Sisters, Pemerintah telah menerbitkan Perpres No. 63 Tahun 2019 tentang penggunaan bahasa Indonesia, dalam pasal 35 tertera: Bahasa Indonesia wajib digunakan pada nama merek dagang yang berupa kata atau gabungan kata yang dimiliki oleh warga negara indonesia atau badan hukum Indonesia.
Perpres ini juga mengatur penamaan geografis, bagunan, termasuk penamanaan hotel, tempat usaha, merek dagang, lembaga usaha, dan fasilitas umum.
Jika aturan ini konsisten di terapkan maka para pengusaha wajib mengubah merek dagang yang berbahasa Inggris menjadi bahasa Indonesia, dan nama bahasa daerah pun demikian, Sisters.
Pengecualian bagi merek dagang berbahasa asing yang merupakan lisensi dari luar negeri, dan bahasa daerah yang memiliki nilai-nilai sejarah, budaya dan adat istiadat.
Tidak hanya merek dagang perusahaan besar, untuk perusahaan sekelas UKM (Usaha Kecil Menengah) pun akan terkena imbasnya. Bila betul betul kebijakan ini diterapkan para pelaku UKM harus mengganti merek dagang mereka menjadi bahasa Indonesia, bukan lagi bahasa asing, atau bahasa daerah dengan mengikuti kaidah kata berbahasa Indonesia yang baik dan benar.
Merek, pada dasarnya memiliki dua fungsi bagi produsen dan konsumen. Bagi Produsen, merek memiliki peran penting sebagai strategi perusahaan untuk mendefenisikan indentitas produk maupun jasanya. Sedangkan bagi Konsumen, merek merupakan sarana bagi mereka untuk membendakan produk satu yang lainnya, perwujudan indentitas diri mereka, penanda akan kualitas suatu produk, mengurangi risiko mereka baik terhadap hal waktu dan kualitas, dengan merek mereka lebih cepat mengambil keputusan untuk membeli suatu barang yang dianggap bagus.
Lalu, risiko dan kendala apa yang bisa terjadi bagi perusahaan dan UKM jika pemerintah serius menerapkan kebijakan Perpres No. 63 tahun 2019 tersebut? Simak penjelasannya di bawah ini, yuk!
1. Biaya promosi akan bertambah. Perusahaan akan mengeluarkan lagi biaya promosi yang besar untuk mensosialisasikan ulang merek barunya.

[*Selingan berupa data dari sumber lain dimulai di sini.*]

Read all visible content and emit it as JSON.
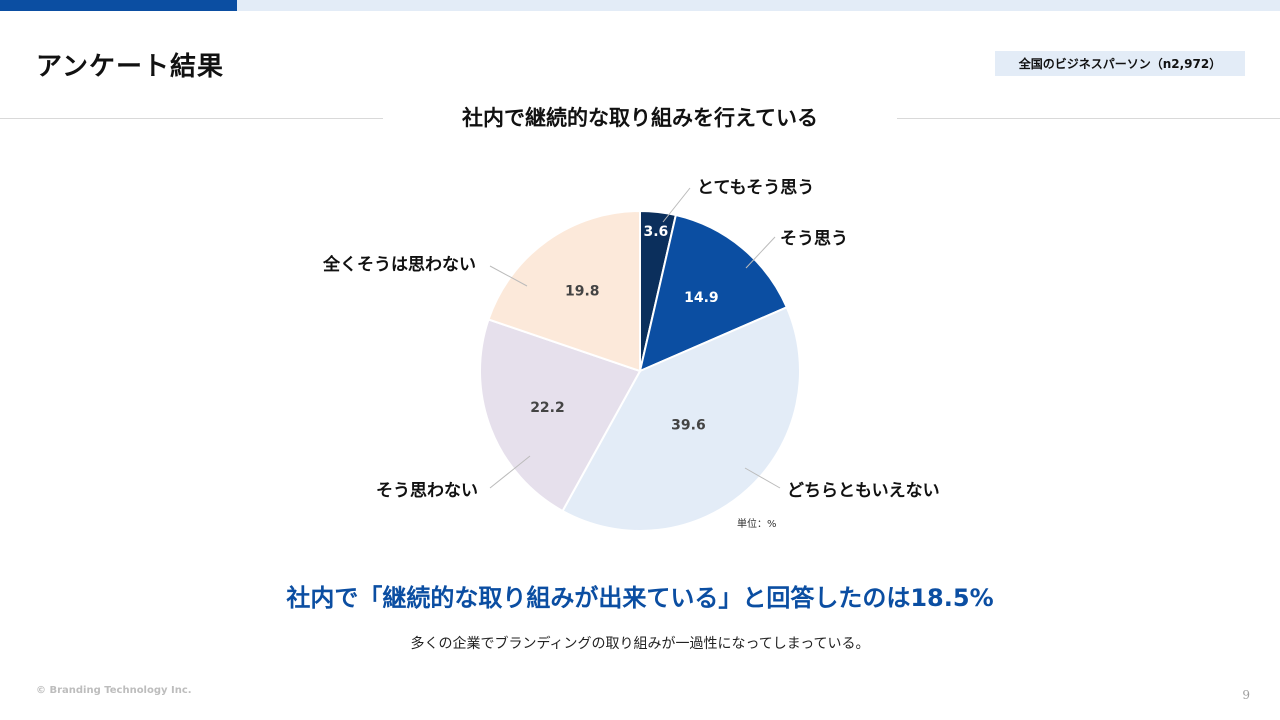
{
  "page": {
    "title": "アンケート結果",
    "sample_badge": "全国のビジネスパーソン（n2,972）",
    "headline": "社内で「継続的な取り組みが出来ている」と回答したのは18.5%",
    "subtext": "多くの企業でブランディングの取り組みが一過性になってしまっている。",
    "copyright": "© Branding Technology Inc.",
    "page_number": "9"
  },
  "chart_data": {
    "type": "pie",
    "title": "社内で継続的な取り組みを行えている",
    "unit_note": "単位：%",
    "slices": [
      {
        "label": "とてもそう思う",
        "value": 3.6,
        "color": "#0b2f5c",
        "text_color": "#ffffff"
      },
      {
        "label": "そう思う",
        "value": 14.9,
        "color": "#0b4ea2",
        "text_color": "#ffffff"
      },
      {
        "label": "どちらともいえない",
        "value": 39.6,
        "color": "#e3ecf7",
        "text_color": "#444444"
      },
      {
        "label": "そう思わない",
        "value": 22.2,
        "color": "#e6e0ec",
        "text_color": "#444444"
      },
      {
        "label": "全くそうは思わない",
        "value": 19.8,
        "color": "#fce9da",
        "text_color": "#444444"
      }
    ]
  }
}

Ini dilakukan untuk memperkenalkan ulang merek mereka di benak pelanggan.
2. Kehilangan basis konsumen. Karena membangun merek bukan saja sekedar membangun logo dan tanda. Tetapi terkait membangun hubungan emosional dengan pelanggan mereka. Perusahaan akan kehilangan konsumen karena merasa merek mereka tidak memiliki lagi makna, karena nama dan logonya telah berubah. Tidak ada jaminan konsumen akan tetap loyal, walaupun mereka tahu kalau nama merek perusahaan itu berubah.

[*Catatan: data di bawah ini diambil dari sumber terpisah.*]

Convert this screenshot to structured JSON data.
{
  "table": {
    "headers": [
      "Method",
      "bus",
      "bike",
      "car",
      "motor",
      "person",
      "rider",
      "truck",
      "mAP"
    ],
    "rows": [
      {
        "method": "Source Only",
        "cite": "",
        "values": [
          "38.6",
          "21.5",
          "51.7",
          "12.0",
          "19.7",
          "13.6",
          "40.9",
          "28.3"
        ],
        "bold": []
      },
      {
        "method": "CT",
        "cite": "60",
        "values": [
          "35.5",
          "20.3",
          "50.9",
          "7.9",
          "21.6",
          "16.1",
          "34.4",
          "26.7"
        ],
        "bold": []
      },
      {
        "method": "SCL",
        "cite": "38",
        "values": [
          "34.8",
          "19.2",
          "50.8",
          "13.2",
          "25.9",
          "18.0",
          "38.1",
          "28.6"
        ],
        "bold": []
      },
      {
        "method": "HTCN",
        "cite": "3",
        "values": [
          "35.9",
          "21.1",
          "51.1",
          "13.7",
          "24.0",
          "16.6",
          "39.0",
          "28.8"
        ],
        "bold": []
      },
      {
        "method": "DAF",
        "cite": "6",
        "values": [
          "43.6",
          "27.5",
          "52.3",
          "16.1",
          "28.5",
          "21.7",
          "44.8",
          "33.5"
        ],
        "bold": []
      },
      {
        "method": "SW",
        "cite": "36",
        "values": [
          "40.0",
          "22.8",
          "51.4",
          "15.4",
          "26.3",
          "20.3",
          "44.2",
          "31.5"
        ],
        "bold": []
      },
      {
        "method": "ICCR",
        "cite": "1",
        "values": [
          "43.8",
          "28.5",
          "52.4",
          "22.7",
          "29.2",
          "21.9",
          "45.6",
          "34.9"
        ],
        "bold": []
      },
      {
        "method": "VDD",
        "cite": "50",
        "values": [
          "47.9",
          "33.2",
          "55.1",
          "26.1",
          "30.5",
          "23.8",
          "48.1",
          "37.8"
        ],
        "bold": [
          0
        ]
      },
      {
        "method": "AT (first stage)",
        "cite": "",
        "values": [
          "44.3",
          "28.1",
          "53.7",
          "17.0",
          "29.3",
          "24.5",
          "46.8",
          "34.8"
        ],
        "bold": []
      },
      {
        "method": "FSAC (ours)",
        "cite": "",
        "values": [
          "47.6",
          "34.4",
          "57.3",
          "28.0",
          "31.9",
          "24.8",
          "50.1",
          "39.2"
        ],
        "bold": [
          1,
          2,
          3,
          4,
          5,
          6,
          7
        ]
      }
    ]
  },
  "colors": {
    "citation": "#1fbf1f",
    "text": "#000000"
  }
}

3. Kehilangan nilai perusahaan. Salah satu aset penting perusahaan adalah intangible asset, seperti hak paten, budaya perusahaan dan Merek. Perusahaan butuh biaya dan upaya besar dan puluhan tahun untuk membesarkan merek baru itu, bukan pekerjaan mudah dan murah. Risikonya perusahaan akan kehilangan pelanggan, tentu akan berdampak pada penjualan, dan potensi kebangkrutan.